An improved method of discrimination of 1:1 tachycardias using a variance based model of electrical conduction of the heart.

Abstract

Sudden cardiac death (SCD), which is responsible for 50% of all cardiac fatalities, causes an estimated 300,000 deaths each year in the United States alone. The underlying mechanism for most cases of SCD is a ventricular tachyarrhythmia. This is a condition in which the ventricles of the heart depolarize at an abnormally high and inefficient rate and thus interfere with efficient distribution of oxygenated blood to the body. To address this potentially lethal situation, implantable cardioverter defibrillators (ICDs) have become a widely used treatment. The success of these devices in saving lives has been phenomenal given their high sensitivity for detection of life-threatening arrhythmias, however their lack of accuracy for appropriately discriminating and treating different arrhythmias has been a major cause of concern in ICD technology. The largest problem with accurate detection in ICD devices is their inability to distinguish between supraventricular arrhythmias and ventricular arrhythmias. One particularly difficult subset of these problem arrhythmias is one-to-one (1:1) tachycardias, which demonstrate a matching high rate in both the upper and lower chambers of the heart.
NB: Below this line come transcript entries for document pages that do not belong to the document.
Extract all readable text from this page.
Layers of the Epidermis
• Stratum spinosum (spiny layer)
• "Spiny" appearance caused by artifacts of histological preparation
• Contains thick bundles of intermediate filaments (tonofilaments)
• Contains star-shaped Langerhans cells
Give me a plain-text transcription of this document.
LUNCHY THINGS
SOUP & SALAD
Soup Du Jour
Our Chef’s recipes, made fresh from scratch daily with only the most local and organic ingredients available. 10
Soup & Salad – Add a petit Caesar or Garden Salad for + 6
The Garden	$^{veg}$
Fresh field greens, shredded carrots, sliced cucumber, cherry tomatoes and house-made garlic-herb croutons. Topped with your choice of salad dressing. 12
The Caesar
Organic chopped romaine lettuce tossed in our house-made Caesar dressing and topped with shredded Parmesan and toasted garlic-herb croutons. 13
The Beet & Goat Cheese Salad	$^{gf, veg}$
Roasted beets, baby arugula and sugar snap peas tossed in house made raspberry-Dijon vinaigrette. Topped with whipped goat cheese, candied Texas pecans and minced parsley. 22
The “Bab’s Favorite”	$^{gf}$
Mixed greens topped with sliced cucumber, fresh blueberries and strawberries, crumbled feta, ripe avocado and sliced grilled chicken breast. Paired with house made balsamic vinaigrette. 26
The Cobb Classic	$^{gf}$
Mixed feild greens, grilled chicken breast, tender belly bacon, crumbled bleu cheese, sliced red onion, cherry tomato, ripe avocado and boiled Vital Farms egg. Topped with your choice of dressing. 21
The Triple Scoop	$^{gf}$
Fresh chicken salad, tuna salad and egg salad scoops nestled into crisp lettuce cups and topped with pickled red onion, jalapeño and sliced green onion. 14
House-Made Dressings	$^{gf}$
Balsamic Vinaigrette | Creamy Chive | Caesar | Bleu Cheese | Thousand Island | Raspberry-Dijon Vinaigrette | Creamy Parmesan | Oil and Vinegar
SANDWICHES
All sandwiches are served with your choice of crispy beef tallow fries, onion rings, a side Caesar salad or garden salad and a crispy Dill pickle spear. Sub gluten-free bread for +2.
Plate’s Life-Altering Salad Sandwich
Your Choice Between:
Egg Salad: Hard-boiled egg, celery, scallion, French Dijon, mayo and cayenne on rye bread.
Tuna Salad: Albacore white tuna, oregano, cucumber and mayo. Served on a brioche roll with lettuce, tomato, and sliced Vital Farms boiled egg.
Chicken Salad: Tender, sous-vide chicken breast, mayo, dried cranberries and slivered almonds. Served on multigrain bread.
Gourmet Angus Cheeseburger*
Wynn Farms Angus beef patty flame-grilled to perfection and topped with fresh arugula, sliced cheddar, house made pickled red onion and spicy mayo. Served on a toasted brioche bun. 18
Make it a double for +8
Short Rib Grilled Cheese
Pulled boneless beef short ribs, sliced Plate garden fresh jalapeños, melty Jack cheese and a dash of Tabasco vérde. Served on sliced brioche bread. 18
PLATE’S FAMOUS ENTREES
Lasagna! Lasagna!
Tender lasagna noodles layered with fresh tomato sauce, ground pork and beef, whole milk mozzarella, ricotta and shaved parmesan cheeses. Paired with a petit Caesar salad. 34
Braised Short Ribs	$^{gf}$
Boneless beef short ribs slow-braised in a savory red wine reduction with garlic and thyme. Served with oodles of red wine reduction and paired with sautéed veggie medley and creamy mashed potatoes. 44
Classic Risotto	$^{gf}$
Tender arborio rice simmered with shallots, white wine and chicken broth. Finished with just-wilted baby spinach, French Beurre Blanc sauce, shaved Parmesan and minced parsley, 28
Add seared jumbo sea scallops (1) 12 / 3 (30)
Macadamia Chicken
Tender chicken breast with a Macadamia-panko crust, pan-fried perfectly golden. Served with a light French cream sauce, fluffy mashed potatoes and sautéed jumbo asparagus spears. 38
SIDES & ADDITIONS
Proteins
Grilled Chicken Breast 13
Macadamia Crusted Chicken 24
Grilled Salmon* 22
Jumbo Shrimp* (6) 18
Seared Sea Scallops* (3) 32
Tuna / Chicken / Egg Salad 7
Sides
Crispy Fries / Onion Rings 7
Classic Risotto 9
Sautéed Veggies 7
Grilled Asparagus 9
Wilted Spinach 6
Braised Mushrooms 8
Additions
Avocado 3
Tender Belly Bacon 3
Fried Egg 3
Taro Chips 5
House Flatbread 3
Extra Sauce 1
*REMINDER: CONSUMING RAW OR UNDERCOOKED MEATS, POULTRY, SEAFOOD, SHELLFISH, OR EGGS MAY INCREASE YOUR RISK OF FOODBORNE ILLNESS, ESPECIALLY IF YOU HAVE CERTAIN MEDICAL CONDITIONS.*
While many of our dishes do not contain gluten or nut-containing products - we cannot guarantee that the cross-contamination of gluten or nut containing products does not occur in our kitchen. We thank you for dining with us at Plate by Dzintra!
For improved discrimination of this subset of 1:1 tachycardias, a novel detection method based on a new feature derived from a variance model of electrical conduction in the heart was developed. The variance model theory suggests that in a supraventricular tachycardia the atrioventricular (AV) conduction intervals will be more stable than ventriculoatrial (VA) intervals. Likewise, in a ventricular tachycardia, VA intervals are expected to be more stable than AV intervals. This interval variability feature has been combined with some of the more traditional detection techniques in an algorithm which performs discrimination of 1:1 arrhythmias. The algorithm was trained with a data set of 45 patients giving a sensitivity to ventricular tachycardia of 100% and a specificity to supraventricular tachycardias of 97%, and subsequently tested on an independent data set of 45 patients resulting in 96% sensitivity and 90% specificity. Overall results for the entire data set were 97% sensitivity and 93% specificity. Performance of the algorithm demonstrates this method is superior to any comparable rate-based discrimination methods available.